Is the cardiac valve disease of APS inflammatory or thrombotic? Histologic studies suggest that fibrin deposits are the major findings, not inflammation. However, subendothelial antibody deposition and complement components initiating valve damage have been described, along with increased endothelial cell expression of α3β1 integrin. Afek et al. Lupus. 1999;8:502-507 One case report suggested that anticoagulation caused disappearance of valve vegetations. Skyrme-Jones A et al J Am Soc Echo. 1995; 8:251-256
5 year follow up study of Espinola-Zavaleta, et al Highly selected population of patients with primary APS Predominant cardiac lesion was a noninfective valve lesion. Oral anticoagulant treatment and aspirin proved ineffective in terms of valvular lesion regression. Myocardial infarction occurred in 9 (37.5%) patients.
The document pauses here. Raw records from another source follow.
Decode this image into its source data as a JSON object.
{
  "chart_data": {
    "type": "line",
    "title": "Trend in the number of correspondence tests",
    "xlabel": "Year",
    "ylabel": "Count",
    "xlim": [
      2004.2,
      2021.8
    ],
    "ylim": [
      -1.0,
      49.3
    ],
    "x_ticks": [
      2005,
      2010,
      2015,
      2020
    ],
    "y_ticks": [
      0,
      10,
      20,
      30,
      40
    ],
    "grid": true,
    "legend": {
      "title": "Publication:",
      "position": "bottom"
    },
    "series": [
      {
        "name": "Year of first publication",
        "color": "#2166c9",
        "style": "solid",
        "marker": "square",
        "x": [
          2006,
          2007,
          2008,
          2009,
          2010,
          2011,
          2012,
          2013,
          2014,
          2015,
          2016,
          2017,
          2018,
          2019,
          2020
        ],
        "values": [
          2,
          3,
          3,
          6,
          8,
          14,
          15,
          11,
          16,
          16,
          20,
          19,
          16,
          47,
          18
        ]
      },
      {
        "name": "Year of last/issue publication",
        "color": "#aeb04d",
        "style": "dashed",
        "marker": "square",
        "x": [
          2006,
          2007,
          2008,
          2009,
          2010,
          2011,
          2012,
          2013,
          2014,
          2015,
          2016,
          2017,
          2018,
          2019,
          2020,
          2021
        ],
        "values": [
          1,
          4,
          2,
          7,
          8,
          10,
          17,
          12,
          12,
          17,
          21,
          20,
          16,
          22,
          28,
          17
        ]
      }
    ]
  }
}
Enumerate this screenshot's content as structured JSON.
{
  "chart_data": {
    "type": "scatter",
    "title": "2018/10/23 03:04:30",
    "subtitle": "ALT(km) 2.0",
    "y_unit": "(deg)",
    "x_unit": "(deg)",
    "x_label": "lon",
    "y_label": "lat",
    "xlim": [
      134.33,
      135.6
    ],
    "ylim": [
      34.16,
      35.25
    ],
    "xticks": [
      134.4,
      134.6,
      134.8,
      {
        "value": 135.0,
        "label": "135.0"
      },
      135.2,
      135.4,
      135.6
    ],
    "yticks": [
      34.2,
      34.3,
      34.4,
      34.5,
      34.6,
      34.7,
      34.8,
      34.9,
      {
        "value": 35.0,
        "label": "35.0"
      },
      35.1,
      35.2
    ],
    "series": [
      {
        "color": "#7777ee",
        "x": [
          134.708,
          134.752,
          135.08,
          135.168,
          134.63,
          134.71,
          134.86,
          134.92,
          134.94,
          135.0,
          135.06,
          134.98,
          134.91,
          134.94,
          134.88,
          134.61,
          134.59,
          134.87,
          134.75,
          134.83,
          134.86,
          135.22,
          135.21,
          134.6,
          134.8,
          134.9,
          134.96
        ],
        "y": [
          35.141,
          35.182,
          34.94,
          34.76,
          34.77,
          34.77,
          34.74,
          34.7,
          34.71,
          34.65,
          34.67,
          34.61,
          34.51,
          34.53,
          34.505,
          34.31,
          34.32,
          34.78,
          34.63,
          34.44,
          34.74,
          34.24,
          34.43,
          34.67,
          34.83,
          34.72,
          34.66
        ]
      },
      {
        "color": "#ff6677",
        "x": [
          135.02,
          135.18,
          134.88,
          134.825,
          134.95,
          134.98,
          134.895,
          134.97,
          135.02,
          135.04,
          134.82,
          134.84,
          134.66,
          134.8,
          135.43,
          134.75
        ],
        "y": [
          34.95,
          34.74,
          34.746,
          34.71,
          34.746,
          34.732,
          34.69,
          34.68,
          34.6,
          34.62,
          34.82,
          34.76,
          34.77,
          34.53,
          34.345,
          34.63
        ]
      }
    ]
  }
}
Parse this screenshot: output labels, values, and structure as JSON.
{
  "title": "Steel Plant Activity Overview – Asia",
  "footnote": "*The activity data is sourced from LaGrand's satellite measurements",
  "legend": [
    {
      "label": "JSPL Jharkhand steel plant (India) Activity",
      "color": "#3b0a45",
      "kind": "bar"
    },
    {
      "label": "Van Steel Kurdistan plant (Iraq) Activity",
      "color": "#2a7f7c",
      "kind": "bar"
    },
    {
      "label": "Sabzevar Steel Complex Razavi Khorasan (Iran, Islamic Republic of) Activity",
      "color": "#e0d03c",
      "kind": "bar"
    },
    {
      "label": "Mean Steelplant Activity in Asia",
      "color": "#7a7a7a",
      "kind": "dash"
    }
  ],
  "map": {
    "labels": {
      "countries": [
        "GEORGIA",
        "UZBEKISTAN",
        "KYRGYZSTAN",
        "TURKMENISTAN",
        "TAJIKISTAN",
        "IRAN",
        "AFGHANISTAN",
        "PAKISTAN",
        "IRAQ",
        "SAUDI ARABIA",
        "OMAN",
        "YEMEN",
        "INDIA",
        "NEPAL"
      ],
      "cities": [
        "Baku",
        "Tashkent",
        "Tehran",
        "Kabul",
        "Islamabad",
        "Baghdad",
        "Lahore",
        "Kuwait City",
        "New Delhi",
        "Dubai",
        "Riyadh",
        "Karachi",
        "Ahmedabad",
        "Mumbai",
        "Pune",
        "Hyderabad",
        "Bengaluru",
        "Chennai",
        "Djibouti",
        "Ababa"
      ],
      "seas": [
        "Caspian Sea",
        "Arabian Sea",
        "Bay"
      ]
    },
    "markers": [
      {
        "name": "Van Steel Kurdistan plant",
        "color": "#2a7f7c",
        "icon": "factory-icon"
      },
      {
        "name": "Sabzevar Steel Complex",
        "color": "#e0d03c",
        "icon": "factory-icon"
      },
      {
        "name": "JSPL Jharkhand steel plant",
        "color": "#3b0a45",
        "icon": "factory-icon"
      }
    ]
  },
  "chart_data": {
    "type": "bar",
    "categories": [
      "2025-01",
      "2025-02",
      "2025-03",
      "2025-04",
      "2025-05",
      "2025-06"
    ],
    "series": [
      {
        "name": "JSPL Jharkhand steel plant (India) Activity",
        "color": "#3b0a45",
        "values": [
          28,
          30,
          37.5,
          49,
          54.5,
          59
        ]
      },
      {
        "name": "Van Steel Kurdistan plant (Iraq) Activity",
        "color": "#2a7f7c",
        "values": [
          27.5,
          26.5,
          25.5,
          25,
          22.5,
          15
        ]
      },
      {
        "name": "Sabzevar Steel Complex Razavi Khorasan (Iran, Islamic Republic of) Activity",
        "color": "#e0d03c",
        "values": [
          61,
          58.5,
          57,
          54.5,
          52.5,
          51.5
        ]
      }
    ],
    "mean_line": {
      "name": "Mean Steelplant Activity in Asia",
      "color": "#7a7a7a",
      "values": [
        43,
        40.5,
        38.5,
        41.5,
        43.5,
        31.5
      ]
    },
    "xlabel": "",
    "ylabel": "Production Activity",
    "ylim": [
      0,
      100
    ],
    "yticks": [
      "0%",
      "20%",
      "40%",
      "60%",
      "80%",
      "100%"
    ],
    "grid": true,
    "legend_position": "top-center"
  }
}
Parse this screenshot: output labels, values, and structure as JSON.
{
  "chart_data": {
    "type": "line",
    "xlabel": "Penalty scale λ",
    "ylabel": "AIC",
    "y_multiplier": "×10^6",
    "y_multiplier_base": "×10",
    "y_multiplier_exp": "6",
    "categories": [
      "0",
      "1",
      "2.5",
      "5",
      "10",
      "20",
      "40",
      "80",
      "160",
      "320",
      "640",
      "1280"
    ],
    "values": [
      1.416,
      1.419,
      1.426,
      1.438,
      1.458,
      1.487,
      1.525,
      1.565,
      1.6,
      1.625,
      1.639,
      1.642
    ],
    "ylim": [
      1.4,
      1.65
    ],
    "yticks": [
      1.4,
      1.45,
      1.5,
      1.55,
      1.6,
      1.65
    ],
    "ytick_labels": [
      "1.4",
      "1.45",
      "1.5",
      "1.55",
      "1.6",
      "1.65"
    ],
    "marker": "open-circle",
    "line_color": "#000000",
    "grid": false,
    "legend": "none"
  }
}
All had coronary angiography and coronary arteries were normal in 6. J Rheumatol 2004;31:2402-7
Antiphospholipid syndrome (APS) related valvulopathy Four patients reported to have “dramatic clinical and hemodynamic response” to treatment with prednisone when symptomatic measures failed Hence, pathogenisis of valvulopathy may involve interaction of aPL with antigens on the valve surface, resulting in valvulitis Nesher G., et al. Semin Arthritis Rheum. 1997 Aug;27(1):27-35.
Conclusions SLE is a complex disease with protean cardiac manifestations (“pancarditis” etc) Prevalence of valvular disease in the setting of SLE (+/- aPL) is likely underestimated as the valvular involvement is usually of minimal hemodynamic significance and clinically silent. The simultaneous presence of SLE and aPL in the setting of valvular disease presents a diagnostic conundrum. Both entities are independently associated with valvular disease and contribute to a greater likelihood of embolic events.
More conclusions There is substantial morbidity associated with valvular involvement in SLE, especially with concomitant aPL. Further basic and clinical investigation in this area is imperative to help elucidate the natural history of this disease so that we can provide more effective, evidence- based therapies and assist in preventing some of the its adverse sequelae.